Deixou cair de imediato a sua trouxa, tirou o chapéu, baixou o olhar e fixou-o
na puída peça de palha que começou a apertar entre as mãos. Não podes ficar no
cais, continuou o sacerdote, que se aproximou dela e lhe pegou no braço. O
contacto durou um instante; o religioso quebrou-o enverÍgonhado. Vamos,
acompanha-me, instou lhe com certo nervosismo. Percorreram a distância que os
separava da Porta do Mar: o padre Damián carregado com um pequeno baú, Caridad
com a sua trouxa e o chapéu nas mãos e sem tirar os olhos das sandálias do
capelão. Deixem passar um homem de Deus, pediu o sacerdote aos marinheiros que
se aglomeravam em frente da porta. Pouco a pouco, a multidão foi-se afastando
para lhe dar passagem. Caridad seguia-o, arrastando os pés descalços, negra
como o ébano, cabisbaixa. A simples camisa comprida e acinzentada que lhe servia
de vestido, de pano grosseiro e áspero, não conseguia esconder uma mulher forte
e bem constituída, tão alta como alguns dos marinheiros que levantaram o olhar
para se fixar no seu espesso cabelo preto encrespado, enquanto outros o perdiam
nos seus seios, grandes e firmes, ou nas suas voluptuosas ancas. O capelão,
sempre a andar, limitou-se a levantar uma mão quando ouviu assobios, comentários
desavergonhados e um ou outro convite atrevido.
Sou
o padre Damián García, capelão do navio de guerra La Reina, da armada de
Sua Majestade, apresentou-se o sacerdote estendendo os seus papéis a um dos
alcaides depois de ter ultrapassado a marinhagem. O alcaide passou os olhos
pelos documentos. Vossa Paternidade permite-me que inspeccione o baú? Bens
pessoais..., respondeu o sacerdote enquanto o abria. As mercadorias
encontram-se devidamente registadas nos documentos. O alcaide assentiu enquanto
remexia no interior do baú. Algum contratempo na viagem?. perguntou o oficial
sem olhar para ele, sopesando uma pequena barra de tabaco. Algum encontro com naus
inimigas ou alheias à frota? Nenhum. Tudo como estava previsto. O alcaide assentiu.

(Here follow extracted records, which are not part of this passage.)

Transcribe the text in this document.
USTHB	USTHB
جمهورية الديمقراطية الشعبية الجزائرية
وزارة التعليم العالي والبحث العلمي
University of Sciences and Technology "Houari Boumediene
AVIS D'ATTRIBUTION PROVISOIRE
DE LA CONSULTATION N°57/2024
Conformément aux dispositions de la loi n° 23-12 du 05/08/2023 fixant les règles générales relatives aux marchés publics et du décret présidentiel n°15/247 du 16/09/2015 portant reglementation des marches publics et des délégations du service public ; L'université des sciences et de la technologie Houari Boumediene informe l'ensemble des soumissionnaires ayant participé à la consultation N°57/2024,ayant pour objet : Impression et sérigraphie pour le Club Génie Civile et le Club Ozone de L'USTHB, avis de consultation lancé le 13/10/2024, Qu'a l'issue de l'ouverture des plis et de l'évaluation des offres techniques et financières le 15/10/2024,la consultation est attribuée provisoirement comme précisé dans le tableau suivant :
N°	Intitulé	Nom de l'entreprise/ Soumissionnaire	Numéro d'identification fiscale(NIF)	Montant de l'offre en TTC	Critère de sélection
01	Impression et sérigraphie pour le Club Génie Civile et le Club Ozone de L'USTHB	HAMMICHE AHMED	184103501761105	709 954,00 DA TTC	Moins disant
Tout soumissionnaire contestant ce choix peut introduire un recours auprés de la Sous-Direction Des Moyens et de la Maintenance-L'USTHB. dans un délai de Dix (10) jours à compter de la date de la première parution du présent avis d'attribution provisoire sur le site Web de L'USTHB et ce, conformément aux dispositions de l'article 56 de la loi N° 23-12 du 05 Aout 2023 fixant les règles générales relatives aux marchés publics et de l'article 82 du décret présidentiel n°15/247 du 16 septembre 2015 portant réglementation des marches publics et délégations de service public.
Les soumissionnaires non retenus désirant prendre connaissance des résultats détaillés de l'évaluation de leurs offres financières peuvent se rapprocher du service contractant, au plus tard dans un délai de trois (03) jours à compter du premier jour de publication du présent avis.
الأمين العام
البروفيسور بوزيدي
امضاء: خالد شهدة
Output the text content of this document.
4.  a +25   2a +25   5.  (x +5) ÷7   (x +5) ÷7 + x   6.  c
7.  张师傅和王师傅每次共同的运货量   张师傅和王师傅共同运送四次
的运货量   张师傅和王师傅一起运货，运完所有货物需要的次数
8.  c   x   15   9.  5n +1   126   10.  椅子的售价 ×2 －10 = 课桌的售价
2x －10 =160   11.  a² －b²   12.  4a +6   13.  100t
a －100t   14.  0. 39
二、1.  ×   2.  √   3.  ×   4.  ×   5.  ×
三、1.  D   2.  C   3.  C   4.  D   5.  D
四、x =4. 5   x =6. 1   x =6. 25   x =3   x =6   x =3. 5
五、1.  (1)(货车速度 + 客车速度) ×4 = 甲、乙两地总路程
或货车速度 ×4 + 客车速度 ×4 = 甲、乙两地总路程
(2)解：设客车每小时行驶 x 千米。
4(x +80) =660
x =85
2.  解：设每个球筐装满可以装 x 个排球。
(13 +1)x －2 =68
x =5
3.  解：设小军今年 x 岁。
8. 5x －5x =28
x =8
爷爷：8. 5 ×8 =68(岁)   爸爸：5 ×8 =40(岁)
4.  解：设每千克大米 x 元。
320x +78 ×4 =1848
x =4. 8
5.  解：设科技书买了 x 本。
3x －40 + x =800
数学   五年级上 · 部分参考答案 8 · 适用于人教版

A sua escrava?, inquiriu apontando para Caridad depois de dar por concluída a
inspecção. Não consta dos papéis. Ela? Não. É uma mulher livre. Não parece,
afirmou o alcaide colocando-se à frente de Caridad, que se agarrou ainda mais à
sua trouxa e ao seu chapéu de palha.
Olha
para mim, negra!, resmungou o oficial. O que escondes? Alguns dos oficiais que
inspecionavam a marinhagem interromperam o trabalho e viraram-se para o alcaide
e para a mulher que permanecia cabisbaixa à frente dele. Os marinheiros que lhes
tinham dado passagem aproximaram-se. Nada. Não esconde nada, replicou o padre
Damián. Cale-se, padre. Todos os que não se atrevam a olhar para um alcaide nos
olhos escondem algo.O que esta desgraçada há de ocultar?, insistiu o sacerdote.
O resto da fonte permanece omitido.